1. Create a Microclimate of Plants
We’ve talked before about how containers tend to dry up quickly for condo and apartment gardens because of the increased wind and temperature fluctuations many units face. One simple way to combat this is to create a microclimate by grouping plants and containers close together. This way, the leaves of each plant have other plants for protection from the wind, creating a slightly more humid environment with less water loss from evaporation. Proper spacing, or moving containers as plants grow, will ensure that they aren’t too crowded as plants reach their full size.

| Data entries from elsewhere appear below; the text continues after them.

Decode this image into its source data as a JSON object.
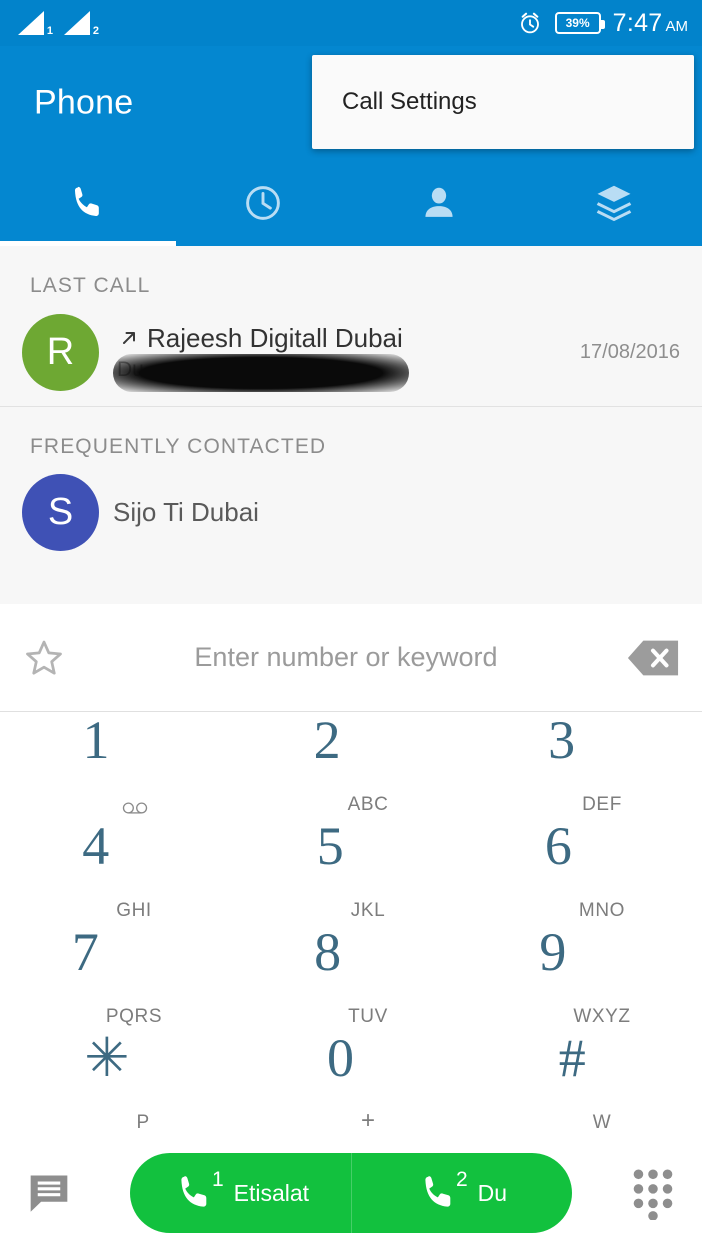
{
  "status_bar": {
    "sim1_label": "1",
    "sim2_label": "2",
    "alarm_icon": "alarm-clock-icon",
    "battery_percent": "39%",
    "time": "7:47",
    "meridiem": "AM"
  },
  "app_bar": {
    "title": "Phone",
    "menu_item": "Call Settings"
  },
  "tabs": [
    {
      "name": "tab-dialer",
      "icon": "phone-handset-icon",
      "active": true
    },
    {
      "name": "tab-history",
      "icon": "clock-icon",
      "active": false
    },
    {
      "name": "tab-contacts",
      "icon": "person-icon",
      "active": false
    },
    {
      "name": "tab-groups",
      "icon": "layers-stack-icon",
      "active": false
    }
  ],
  "last_call": {
    "section_title": "LAST CALL",
    "avatar_letter": "R",
    "avatar_color": "#6EA833",
    "call_direction_icon": "outgoing-call-arrow-icon",
    "name": "Rajeesh Digitall Dubai",
    "subtitle": "Du",
    "date": "17/08/2016"
  },
  "frequently_contacted": {
    "section_title": "FREQUENTLY CONTACTED",
    "avatar_letter": "S",
    "avatar_color": "#3F51B5",
    "name": "Sijo Ti Dubai"
  },
  "search": {
    "star_icon": "star-outline-icon",
    "placeholder": "Enter number or keyword",
    "value": "",
    "delete_icon": "backspace-delete-icon"
  },
  "keypad": {
    "digit_color": "#3D6A82",
    "rows": [
      [
        {
          "digit": "1",
          "sub": "",
          "icon": "voicemail-icon"
        },
        {
          "digit": "2",
          "sub": "ABC",
          "icon": ""
        },
        {
          "digit": "3",
          "sub": "DEF",
          "icon": ""
        }
      ],
      [
        {
          "digit": "4",
          "sub": "GHI",
          "icon": ""
        },
        {
          "digit": "5",
          "sub": "JKL",
          "icon": ""
        },
        {
          "digit": "6",
          "sub": "MNO",
          "icon": ""
        }
      ],
      [
        {
          "digit": "7",
          "sub": "PQRS",
          "icon": ""
        },
        {
          "digit": "8",
          "sub": "TUV",
          "icon": ""
        },
        {
          "digit": "9",
          "sub": "WXYZ",
          "icon": ""
        }
      ],
      [
        {
          "digit": "✳",
          "sub": "P",
          "icon": ""
        },
        {
          "digit": "0",
          "sub": "+",
          "icon": ""
        },
        {
          "digit": "#",
          "sub": "W",
          "icon": ""
        }
      ]
    ]
  },
  "bottom_bar": {
    "message_icon": "message-bubble-icon",
    "dialpad_icon": "dialpad-dots-icon",
    "call_button_color": "#12C13E",
    "sim1": {
      "number": "1",
      "label": "Etisalat",
      "icon": "phone-handset-icon"
    },
    "sim2": {
      "number": "2",
      "label": "Du",
      "icon": "phone-handset-icon"
    }
  }
}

2. Lookout for Pests and Diseases
Just because deer, raccoons and groundhogs may not be able to get to your garden, it doesn’t mean you’ll be fully protected from all animals. Birds and squirrels are always on the lookout for an easy meal and that may include your tempting garden. Likewise, diseases like blight, powdery mildew, aphids, and white flies can still wreak havoc on your garden – whether they were brought in on existing transplants/plants, brought it from a nearby neighbour’s garden or from the general climate, pests and diseases can be found both at ground level and 30+ stories up on a condo and apartment balcony
3. Protect Plants/Containers During Winter
Most condo and apartment gardeners leave their plants and pots outside all year round, including winter. While it is preferred, it’s often not possible to bring containers inside. For plants that are going to die back and be replanted next year, clear off any debris, drain off any excess water, and store containers close together in a more protected spot if possible. You can also use a tarp, large cardboard box, or other material to wrap around the pots for some extra protection. For perennial plants that survive the winter, extra protection is also recommended. These containers don’t have the buffering effect of being planted in the ground to better insulate their roots. To try to mimic this insulation, we recommend getting a large cardboard box that is slightly bigger than your container/plant. Fill it with lightweight packing material (ex. crumpled newspaper, straw, loose shipping materials, etc) to provide insulation and wind protection after the plant has gone dormant. This will improve their chance of surviving the winter and allow them to start growing again faster in the spring
4. Move Plants to a More Shady Location During Trips out of Town
If you know you are going to be away and don’t have anyone to water the plants during that time, you may want to move your plants to a more shady spot. A few days of being in a more protected spot means less water loss from evaporation. If you have multiple containers, group your plants to create their own microclimate and give them a good watering before you leave and once you come back. One tip we’re starting to see good results with is to use compost tea on our plants. This increases their root system and makes them more tolerant to dry conditions for longer periods of time. Your results may vary, and finding high quality compost tea may be a challenge in your area
5. Cleanup on a Rainy Day
We’ve heard of some buildings that prohibit water runoff from the edge of the balcony and strict tidiness standards. At the same time, gardening isn’t always the cleanest activity and sometimes a mess is made. If you find you have a need to clean up your gardening area, one of the best times to do this is during a rainstorm. No one is going to complain about water running off the edge, a little bit of dirt being washed off isn’t going to be noticed, and the sun will come out and dry everything shortly anyways.